I'm at that point now, and struggling against the undertow because I hit the tidewater before I thought things through. I'm trying to slow down enough to float back to shore.

(from the loss album; a shattered display in Tyrehl Byk's In Tyrehl Byk's Almost Flat Land, in LEA13)

It's a long, hard swim from here, but I have learned a few things along the way.
  • First, I shouldn't make assumptions. Even if I'm wholly convinced that I know what's going on. I need to ride the brakes if I have to, to gain enough perspective to wait and see. (This is hard for me.)
  • Second, I can do nothing if I only have half the conversation. Which means, until the other person responds, I have nothing to work with. (This is also hard for me.)
  • Third, even though I have nothing to work with, I shouldn't become convinced that silence equals judgement, or anger, or even disapproval. (This? This is really hard for me.)
(from the loss album; abandoned picture frames in Tyrehl Byk's In Tyrehl Byk's Almost Flat Land, in LEA13)

So, how did I find myself in the path of wreckage again? That's part of the problem; I don't know. And that's causing a ton of the instability, because nature abhors a vacuum. So much so that part of me is helpfully throwing out any suggestions for what could have caused the long absence. Pain, stress, overwork, captivity, coma, death...and since I don't know for sure which one of these--if any of these--are right, that same part of me is thinking I must take all of those potential possibilities into consideration.

No, seriously. Think of it as Schrödinger's Dilemma--if (x) state is true, then all states are true. It's an utterly invalid calculation, but I've been trying my best to deal with every potential possibility as if it had already happened, and it's been an emotionally exhausting week because of it.

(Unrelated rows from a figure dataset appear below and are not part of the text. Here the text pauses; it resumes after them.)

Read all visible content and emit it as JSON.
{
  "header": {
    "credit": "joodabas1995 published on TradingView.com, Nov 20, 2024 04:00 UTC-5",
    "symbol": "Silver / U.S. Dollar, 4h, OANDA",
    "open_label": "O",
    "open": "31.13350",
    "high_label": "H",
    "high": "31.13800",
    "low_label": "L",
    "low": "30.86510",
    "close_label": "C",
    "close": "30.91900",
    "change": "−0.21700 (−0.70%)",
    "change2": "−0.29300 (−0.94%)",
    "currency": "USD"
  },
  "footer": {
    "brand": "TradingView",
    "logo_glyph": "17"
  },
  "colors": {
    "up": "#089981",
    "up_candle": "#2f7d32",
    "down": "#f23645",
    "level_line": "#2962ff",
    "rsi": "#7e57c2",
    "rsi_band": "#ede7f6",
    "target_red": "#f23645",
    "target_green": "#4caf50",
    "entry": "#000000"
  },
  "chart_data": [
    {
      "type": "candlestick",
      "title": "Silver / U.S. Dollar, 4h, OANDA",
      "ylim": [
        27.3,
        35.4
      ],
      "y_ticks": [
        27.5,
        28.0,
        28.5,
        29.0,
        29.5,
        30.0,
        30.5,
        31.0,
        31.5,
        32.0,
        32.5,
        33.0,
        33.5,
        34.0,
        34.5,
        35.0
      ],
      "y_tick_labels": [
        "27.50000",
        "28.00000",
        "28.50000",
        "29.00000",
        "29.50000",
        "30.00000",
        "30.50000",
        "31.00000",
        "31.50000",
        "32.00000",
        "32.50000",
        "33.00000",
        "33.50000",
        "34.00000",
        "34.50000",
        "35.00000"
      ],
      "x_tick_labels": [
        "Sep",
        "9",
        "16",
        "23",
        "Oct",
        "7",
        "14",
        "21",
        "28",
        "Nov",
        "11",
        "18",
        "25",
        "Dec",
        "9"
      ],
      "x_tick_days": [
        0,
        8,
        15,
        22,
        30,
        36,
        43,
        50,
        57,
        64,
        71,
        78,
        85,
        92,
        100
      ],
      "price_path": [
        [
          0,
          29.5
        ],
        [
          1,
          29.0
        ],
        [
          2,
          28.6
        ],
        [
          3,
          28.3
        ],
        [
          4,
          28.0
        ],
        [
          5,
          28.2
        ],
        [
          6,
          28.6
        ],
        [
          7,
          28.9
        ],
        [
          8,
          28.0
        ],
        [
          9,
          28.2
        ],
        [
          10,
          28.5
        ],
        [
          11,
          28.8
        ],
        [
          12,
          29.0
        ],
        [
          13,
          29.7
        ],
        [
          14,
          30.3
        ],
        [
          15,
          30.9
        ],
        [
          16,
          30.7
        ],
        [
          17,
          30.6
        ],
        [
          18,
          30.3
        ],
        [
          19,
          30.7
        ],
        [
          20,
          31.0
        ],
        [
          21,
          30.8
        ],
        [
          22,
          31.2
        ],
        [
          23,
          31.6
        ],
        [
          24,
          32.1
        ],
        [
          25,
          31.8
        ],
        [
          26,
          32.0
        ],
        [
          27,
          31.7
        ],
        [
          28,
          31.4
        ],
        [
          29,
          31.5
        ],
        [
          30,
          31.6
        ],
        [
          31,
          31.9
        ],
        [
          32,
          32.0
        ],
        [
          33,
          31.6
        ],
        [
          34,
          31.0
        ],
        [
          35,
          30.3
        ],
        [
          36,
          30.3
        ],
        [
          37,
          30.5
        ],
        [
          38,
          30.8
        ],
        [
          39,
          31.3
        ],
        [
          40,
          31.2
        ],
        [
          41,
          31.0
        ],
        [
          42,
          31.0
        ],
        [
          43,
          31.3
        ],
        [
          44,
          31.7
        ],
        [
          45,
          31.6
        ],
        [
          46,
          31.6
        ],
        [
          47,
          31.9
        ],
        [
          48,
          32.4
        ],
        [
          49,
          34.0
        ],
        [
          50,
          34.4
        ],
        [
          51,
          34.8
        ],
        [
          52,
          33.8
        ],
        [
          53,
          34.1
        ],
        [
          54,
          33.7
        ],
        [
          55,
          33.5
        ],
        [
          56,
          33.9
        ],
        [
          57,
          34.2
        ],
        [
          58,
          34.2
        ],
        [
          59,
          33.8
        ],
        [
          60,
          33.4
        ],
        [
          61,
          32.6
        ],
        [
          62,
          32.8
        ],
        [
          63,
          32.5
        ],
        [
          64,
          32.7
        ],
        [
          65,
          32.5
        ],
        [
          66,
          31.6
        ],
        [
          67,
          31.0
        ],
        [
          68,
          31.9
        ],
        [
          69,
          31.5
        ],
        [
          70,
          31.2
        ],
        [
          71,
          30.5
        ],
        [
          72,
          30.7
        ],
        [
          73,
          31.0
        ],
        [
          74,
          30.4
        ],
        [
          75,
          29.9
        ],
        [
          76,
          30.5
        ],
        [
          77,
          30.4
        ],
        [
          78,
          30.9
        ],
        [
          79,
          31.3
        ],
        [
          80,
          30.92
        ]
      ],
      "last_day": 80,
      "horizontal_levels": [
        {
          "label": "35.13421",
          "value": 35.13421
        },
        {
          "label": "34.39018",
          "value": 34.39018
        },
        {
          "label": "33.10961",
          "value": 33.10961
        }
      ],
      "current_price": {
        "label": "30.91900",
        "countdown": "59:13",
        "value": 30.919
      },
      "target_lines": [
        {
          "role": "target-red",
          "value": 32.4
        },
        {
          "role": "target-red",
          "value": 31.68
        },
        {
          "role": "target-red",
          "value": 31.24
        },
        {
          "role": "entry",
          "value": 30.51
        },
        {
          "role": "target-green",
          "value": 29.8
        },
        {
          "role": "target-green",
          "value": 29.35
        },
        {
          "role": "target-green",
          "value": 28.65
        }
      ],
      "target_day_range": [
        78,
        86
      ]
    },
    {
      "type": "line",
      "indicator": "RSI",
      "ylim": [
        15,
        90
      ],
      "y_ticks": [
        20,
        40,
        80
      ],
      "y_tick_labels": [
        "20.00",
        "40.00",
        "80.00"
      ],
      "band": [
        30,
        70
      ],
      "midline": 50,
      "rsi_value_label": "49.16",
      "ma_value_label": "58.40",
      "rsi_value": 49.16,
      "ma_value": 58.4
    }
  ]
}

(from the loss album; standing in Pteron)

Ultimately, I bear the brunt of any fallout from my decisions. And I know that; I also know that I will make wrong decisions along the way. I have in the past. And unfortunately, on this arrow's journey towards clarity, all I really want is to make more informed decisions, less emotional ones. That, however, may not be possible, and that's also one of the hardest things I've ever tried to do.

(from the loss album; one of the exhibits at the Inevitability of Fate art installation in Cariacou)

And I am trying, very hard, not to listen to the universe right now. Because the universe might be wrong, too.